Speech Emotion Classification Model

In this project, I utilized the RAVDESS public dataset, which includes eight emotions (neutral, calm, happy, sad, angry, fearful, disgust, and surprised) expressed at two intensities: normal and strong. I successfully built a classification model, extracting five features from speech signals to discern between different emotions. The model provided valuable insights into classifying emotional states in speech.

EDA

The first step is to understand the type of data we are working with.

Distribution of data for each emotion

The plot e below displays the distribution of emotions in a dataset. Each emotion occurs 192 times, except for "neutral," which appears 96 times. The dataset is relatively balanced across emotions.

Waveform, spectrogram and F0 for data

Below, you will find three different plots for two speech emotions: 'Calm' and 'Happy

For speech signal with “Calm” label:

For speech signal with “Happy” label:

Data Augmentation

I have implemented several data augmentation functions to enhance the diversity of my dataset. The noise function introduces random amplitude noise to the input data, contributing variability in signal strength. For temporal transformations, the shift function horizontally displaces the data by a random amount within a specified range, simulating temporal shifts. The time_scale function performs time scaling on the data, altering its temporal structure by resampling. Additionally, the bandpass_filter function applies a bandpass filter to focus on specific frequency components within the data, providing resilience against noise outside the desired range. Collectively, these augmentation techniques aim to improve my model's robustness by exposing it to a more varied set of patterns and features present in the data.

Before Augmentation

The count of data points in the dataset before augmentation:

calm: 192
happy: 192
sad: 192
angry: 192
fear: 192
disgust: 192
surprise: 192
neutral: 96

After Augmentation

The count of data points in the dataset after augmentation:

calm: 960
happy: 960
sad: 960
angry: 960
fear: 960
disgust: 960
surprise: 960
neutral: 480

Feature Extraction

Five features were extracted from the speech signal:

Zero Crossing Rate (ZCR)
Mel-frequency cepstral coefficients (MFCC)
Chroma Short-Time Fourier Transform (Chroma STFT)
Root Mean Square Value (RMS)
Fundamental Frequency (F0)

Zero Crossing Rate (ZCR): A scalar value, so its shape is (1,).
MFCC (Mel-frequency cepstral coefficients): Typically, a vector with a variable number of coefficients, so its shape is be (n_mfcc,).
Chroma STFT: A vector with a variable number of coefficients, so its shape is (n_chroma,).
Root Mean Square Value (RMS): A scalar value, so its shape is (1,).
F0 (Fundamental Frequency): A scalar value, so its shape is (1,).

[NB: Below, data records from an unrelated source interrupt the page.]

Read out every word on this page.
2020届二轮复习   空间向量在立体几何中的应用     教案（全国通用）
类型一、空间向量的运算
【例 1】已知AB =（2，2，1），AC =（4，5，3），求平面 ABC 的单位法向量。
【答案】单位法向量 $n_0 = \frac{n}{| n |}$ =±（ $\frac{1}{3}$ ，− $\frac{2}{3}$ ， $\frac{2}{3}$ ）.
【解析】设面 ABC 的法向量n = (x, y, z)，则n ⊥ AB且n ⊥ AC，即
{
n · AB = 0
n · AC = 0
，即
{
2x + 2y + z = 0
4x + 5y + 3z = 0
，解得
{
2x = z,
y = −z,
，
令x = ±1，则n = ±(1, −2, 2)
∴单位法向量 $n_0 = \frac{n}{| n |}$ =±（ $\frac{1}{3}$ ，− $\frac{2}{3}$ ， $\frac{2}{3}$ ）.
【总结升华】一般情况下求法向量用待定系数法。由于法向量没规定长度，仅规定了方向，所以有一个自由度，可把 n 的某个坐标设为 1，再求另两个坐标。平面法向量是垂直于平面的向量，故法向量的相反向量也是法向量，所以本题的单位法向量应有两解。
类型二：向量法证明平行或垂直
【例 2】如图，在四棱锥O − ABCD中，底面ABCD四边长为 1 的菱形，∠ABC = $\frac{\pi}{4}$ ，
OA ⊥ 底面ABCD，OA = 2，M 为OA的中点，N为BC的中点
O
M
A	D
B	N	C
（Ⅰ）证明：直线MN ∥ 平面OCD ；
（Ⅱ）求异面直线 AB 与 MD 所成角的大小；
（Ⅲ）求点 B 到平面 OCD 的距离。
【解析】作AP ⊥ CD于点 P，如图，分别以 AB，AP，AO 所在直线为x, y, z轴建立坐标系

When these features are concatenated the shape of the resulting array will be the sum of the individual shapes along the horizontal axis. Therefore, the shape of output is (35,1)

Model

2 models were build for this project to demonestrate the effect of data augmentation on the output.

1. ANN model without data augmentation

Oversampling of 'neutral' Target Value:
- To tackle the class imbalance issue, I performed oversampling of the 'neutral' target value. This ensured that the model was exposed to a balanced representation of each class during training, ultimately improving its ability to generalize.
One-Hot Encoding for Target Value:
- I applied one-hot encoding to the target variable, converting categorical labels into a binary matrix format. This transformation was crucial for compatibility with the model's output layer, which utilizes the softmax activation function.
Train-Test Split:
- I divided the dataset into training and testing sets, a standard practice to evaluate the model's performance on unseen data and prevent overfitting.
Feature Standardization with StandardScaler():
- I employed the StandardScaler() to standardize the input features. This standardization ensured that all features had a mean of 0 and a standard deviation of 1, preventing certain features from dominating the model training process.
ANN Model Architecture:
- I constructed an ANN with a specific architecture, including:
  - Input Layer: Matching the number of neurons to the input feature dimension.
  - Hidden Layer 1: 256 neurons with the ReLU activation function.
  - Hidden Layer 2: 128 neurons with the ReLU activation function.
  - Hidden Layer 3: 32 neurons with the ReLU activation function.
  - Output Layer: The number of neurons equaled the number of classes, utilizing the softmax activation function for multiclass classification.
- I set the learning rate to 0.0001, the number of epochs to 100, and a batch size of 30 for efficient training. I employed the Adam optimizer and categorical crossentropy as the loss function, suitable for multiclass classification tasks.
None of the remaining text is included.